We were then ordered to billets and stayed there until April 20th, when we were ordered to Ypres, arriving there April 21. My battery was stationed at St. Julien, one and a half miles northwest of the city. Here I was detailed as observer, my duty being to get into the front-line trench and from the most advantageous nook that I could find, try to discover whatever I could about the movement of the enemy, communicate my knowledge to the telephonist who would in turn send it to headquarters.

Late in the afternoon I reported to the telephonist that a big fire was in progress somewhere on our left, as an immense smoke cloud was rising there and coming toward us. As shells had burst his wire, rendering it useless, he started out to deliver the message by word of mouth, running on top of the parapet as he started. That was the last I ever saw of him; he did not come back; Fritz was coming and ahead of him rolled the sinister-looking cloud on our left. Then happened the strangest thing! The line trembled from one end to the other, as the Algerian troops immediately on our left, jumped out of their trenches, falling as they ran. The whole thing seemed absolutely incomprehensible—until I got a whiff of the gas. They ran like men possessed, gasping, choking, blinded and dropping with suffocation. They could hardly be blamed. It was a new device in warfare and thoroughly illustrative of the Prussian idea of playing the game.

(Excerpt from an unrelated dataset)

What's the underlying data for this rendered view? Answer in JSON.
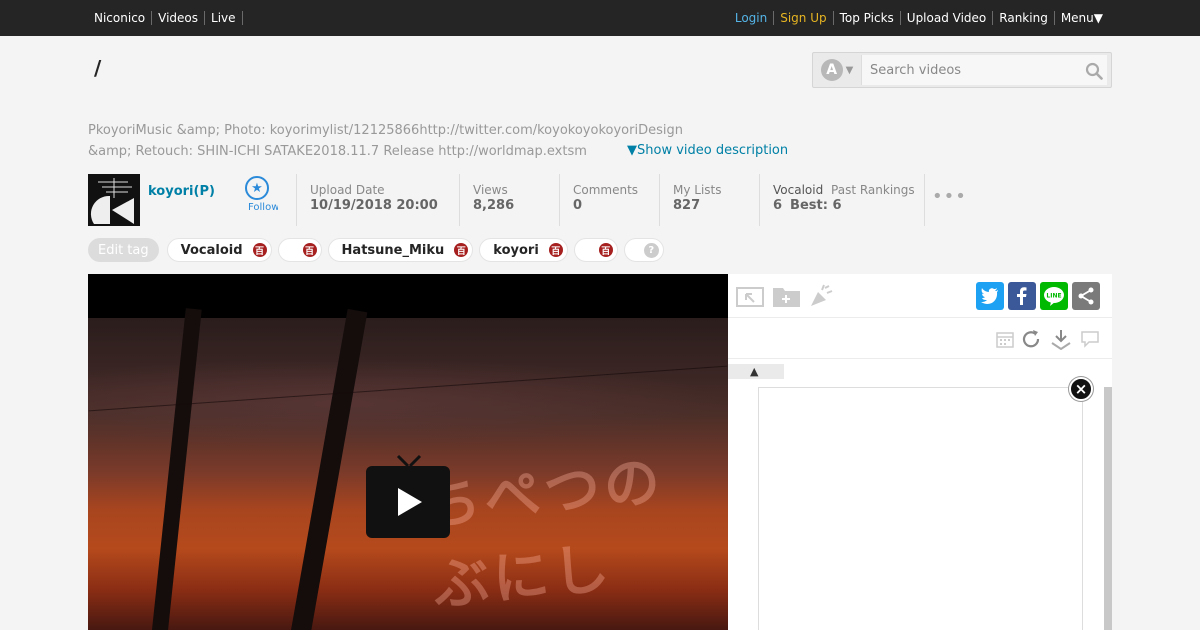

When the great yellow clouds came rolling toward us, orders were roared to wet our handkerchiefs and stuff them in our mouths, and half choked and blinded we held for a day and a half. The buttons on our uniforms were tinged yellow and green from the gas, so virulent was the poison.

Cooks and everybody else had been ordered into the line, as the giving way of the Algerians necessitated our lengthening out so as to take over their ground. Scotty of Mons fame was in the trench bay a few yards away from me, and when the cloud had passed by I saw him rolling on the ground, apparently blinded, tears streaming from his eyes. I helped him to his feet and when he got his voice back his courage returned and, yelling, "Let the barbarians come," he seized his rifle, rushed to the parapet and fired point blank every cartridge in his rifle in the direction of Fritz.

At the end of the second day another wave of hell's atmosphere came across, more deadly than any of the others, followed by a smothering fire from the German batteries, and the Germans broke in upon us on our right and left. Yard by yard we retreated, fighting as we went, and they occupied some of our front trenches—for a time.

A Chlorine Gas Attack from the Trenches

That night Scotty and I received orders to report to a French dressing station for treatment. I half-dragged and half-walked him to the doctor; I had a feeling that he ought to have been able to make the trip without my help as I was certain he wasn't suffering any more than I was. After we left the doctor and got outside the dressing station, Scotty swayed from side to side, groaning like a man who had lost his last hope on earth, and the doctor told him to get away as quickly as he could as he was playing the devil with the nerves of the men who were lying around there half-dead from the poison fumes. He staggered over and sat down beside me on the side of the road, still wringing his hands. I remonstrated with him and told him that bad as it was it could not be anything like Mons, and to my amazement he stopped his moaning all at once and said with a twinkle in his eye, "Let's beat it to the dugout; the doc won't see us." We took the chance and started. On the way Fritz shot up the road and with a spring like an india-rubber man, Scotty jumped behind a tree. We finally reached our destination and Scotty proceeded to get something to eat. He lit a fire while I brought the water. The cookhouse here was in the house of a farmer who had vacated, and as the smoke coming from the chimney got thicker every moment, I was apprehensive lest Fritz would see it and send over a shell message, but Scotty pooh-poohed the idea.

Dinner was almost ready when—Kr-kr-kr-p! Kr-kr-kr-p! Bang! and a shell shot clean through the joint. The concussion threw me to the floor, covering me with lime and plaster-of-paris from the walls and ceiling. I got up and looked around for the cook. The hero of Mons had been knocked down, with the stove on top of him, and he was lying in the corner praying like a good fellow. "Oh, Lord! look down in pity and save me! Thou knowest, Lord, I am unworthy o' thy mercy, but please control the shells o' those barbarians and send them in anither direction, and Thine shall be a' the glory." Then he saw me standing there and he yelled, "Do you think there'll be any more?" "No, that was merely a stray shell. Let's get this grub, I'm starving." "Stray shell be damned," said he, "they've seen the smoke and they'll be putting more over."

No sooner said than Kr-kr-kr-p! Kr-kr-kr-p! Kr-kr-kr-p! and three or four more shells banged about the place, one of them blowing the pump from outside through the shack past Scotty, out through the other wall, and Scotty, ducking and dodging like a man trying to buck the line in a football game, shot through the door and vanished in the night.